Variant Surface Glycoproteins (VSGs) of Trypanosomes

From MicrobeWiki, the student-edited microbiology resource

Trypanosomes

Figure 1. Colorized SEM of T. brucei, and erythrocytes [1].


By Kelly Wahl
The trypanosomes shown in Figure 1 are single-celled, flagellated, eukaryotic parasites responsible for African sleeping sickness and Chagas disease. The African tsetse fly (subgenus Glossina morsitans) as seen in Figure 2, transmits the strains Trypanosoma brucei gambiense and Trypanosoma brucei rhodesiense through its bite [2]. In central and South America the kissing bug (subfamily Triatominae) as shown in Figure 3, spreads Trypanosoma cruzi through its feces. People become infected when feces enter the body through mucosal membranes, or broken skin (bite marks or scratches). Vertical transmission from mother to child, and infection via infected blood or organs are also routes of transmission but they are very rare. There are many other species of trypanosomes but only T. brucei, and T. cruzi are relevant to humans [3].

Figure 2. Tsetse fly with a blood meal, vector of T. brucei [5].
Figure 3. Kissing bug, arthropod vector of T. cruzi [6].



These parasites are part of the order Kinetoplastidia, which broke off from the common eukaryotic ancestor fairly early on. Kinetoplastids are named after the kinetoplast at the base of their flagellum. A kinetoplast is a mitochondrion with coiled mitochondrial and genomic DNA. The kinetoplast changes size and shape throughout the parasite’s life cycle and is the target site of the anti-parasitic drug ethidium [3,4].

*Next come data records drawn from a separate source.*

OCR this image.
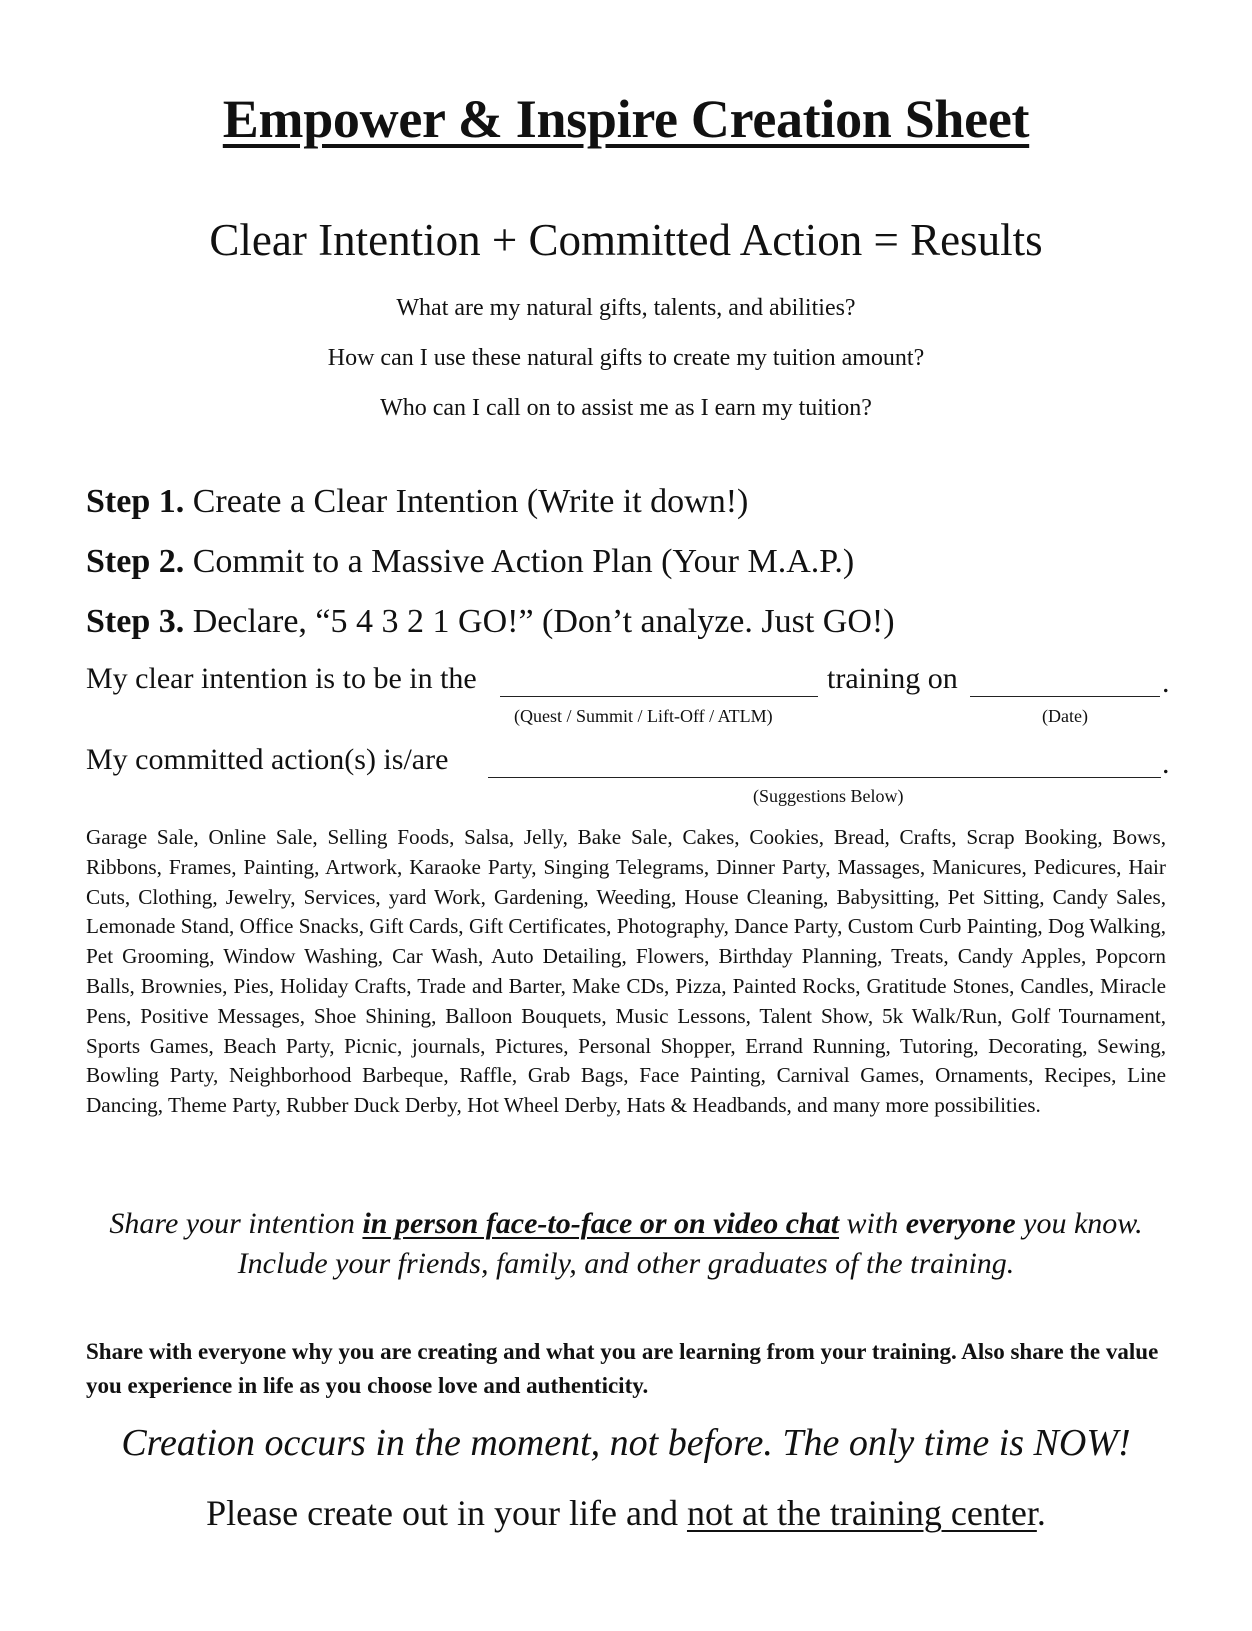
Empower & Inspire Creation Sheet
Clear Intention + Committed Action = Results
What are my natural gifts, talents, and abilities?
How can I use these natural gifts to create my tuition amount?
Who can I call on to assist me as I earn my tuition?
Step 1. Create a Clear Intention (Write it down!)
Step 2. Commit to a Massive Action Plan (Your M.A.P.)
Step 3. Declare, “5 4 3 2 1 GO!” (Don’t analyze. Just GO!)
My clear intention is to be in the	training on	.
(Quest / Summit / Lift-Off / ATLM)	(Date)
My committed action(s) is/are	.
(Suggestions Below)
Garage Sale, Online Sale, Selling Foods, Salsa, Jelly, Bake Sale, Cakes, Cookies, Bread, Crafts, Scrap Booking, Bows, Ribbons, Frames, Painting, Artwork, Karaoke Party, Singing Telegrams, Dinner Party, Massages, Manicures, Pedicures, Hair Cuts, Clothing, Jewelry, Services, yard Work, Gardening, Weeding, House Cleaning, Babysitting, Pet Sitting, Candy Sales, Lemonade Stand, Office Snacks, Gift Cards, Gift Certificates, Photography, Dance Party, Custom Curb Painting, Dog Walking, Pet Grooming, Window Washing, Car Wash, Auto Detailing, Flowers, Birthday Planning, Treats, Candy Apples, Popcorn Balls, Brownies, Pies, Holiday Crafts, Trade and Barter, Make CDs, Pizza, Painted Rocks, Gratitude Stones, Candles, Miracle Pens, Positive Messages, Shoe Shining, Balloon Bouquets, Music Lessons, Talent Show, 5k Walk/Run, Golf Tournament, Sports Games, Beach Party, Picnic, journals, Pictures, Personal Shopper, Errand Running, Tutoring, Decorating, Sewing, Bowling Party, Neighborhood Barbeque, Raffle, Grab Bags, Face Painting, Carnival Games, Ornaments, Recipes, Line Dancing, Theme Party, Rubber Duck Derby, Hot Wheel Derby, Hats & Headbands, and many more possibilities.
Share your intention in person face-to-face or on video chat with everyone you know. Include your friends, family, and other graduates of the training.
Share with everyone why you are creating and what you are learning from your training. Also share the value you experience in life as you choose love and authenticity.
Creation occurs in the moment, not before. The only time is NOW!
Please create out in your life and not at the training center.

Trypanosome Infection; Sleeping Sickness, and Chagas Disease

Sleeping Sickness

After a person is bitten they may develop a sore called a chancre and have headaches, fevers, muscle pain, joint pain, enlarged, tender lymph nodes (Winterbottom’s sign) and possibly a rash that last for about two weeks. During this first stage of infection known as the haemolymphatic stage, parasites are actively multiply by binary fission in the blood and lymph circulatory systems. Both T. b. rhodesiense and T. b. gambiense show the same clinical symptoms but symptoms are much milder in T. b. gambiense infections and usually last for a longer period of time [2,7].

The second stage of infection is neurological. Parasites have crossed the blood-brain barrier and are now multiplying in the central nervous system. classic symptoms include rapid weight loss, impaired motor skills, seizures, confusion, and changes in personality, coma, and death. A disrupted circadian rhythm is the source of this disease’s name. Patients lie awake at night but sleep during the day. Without treatment T. b. rhodesiense infections can progress so rapidly that malnutrition, heart failure, or pneumonia kill the patient before neurological symptoms ever manifest. In T. b. gambiense infections disease progression is much slower and it can take years for a person to show any neurological symptoms [2].

Chagas Disease

Chagas disease is similar to sleeping sickness in many ways. There is an acute stage and a chronic stage. One of the classic signs of acute Chagas infection is Romana’s sign, the swelling of the area around the eye where the conjunctiva (mucosal tissue around the eye) or a site near the eye was the point of infection. Patients may not present with signs of infection such as a fever as T. cruzi parasites are multiplying in the bloodstream. Serious symptoms are rare in this stage of infection but can include; heart failure, chest pain, seizures, or paralysis [8].

Unlike sleeping sickness, Chagas disease only progresses to the chronic form in 20 to 30% or people infected. The remaining 70 to 80% of people infected remain asymptomatic for life and may be unaware they are infected. As the parasite replicates in cardiac muscle and digestive smooth muscle patients develop cardiac problems such as irregular heartbeat, blood flow disorders, issues with heart muscle function, and blood clots as well as ulcers in the digestive tract [8]. Without treatment most chronic cases of Chagas disease are fatal [7].

Treatment

Symptomatic trypanosome infection is usually fatal if left untreated. There are no vaccines or prophylactic drugs to prevent infection but there are treatments available for both stages of the disease. The earlier the diagnosis, the easier it is to manage symptoms with less toxic drugs that can kill the parasite before it reaches the central nervous system.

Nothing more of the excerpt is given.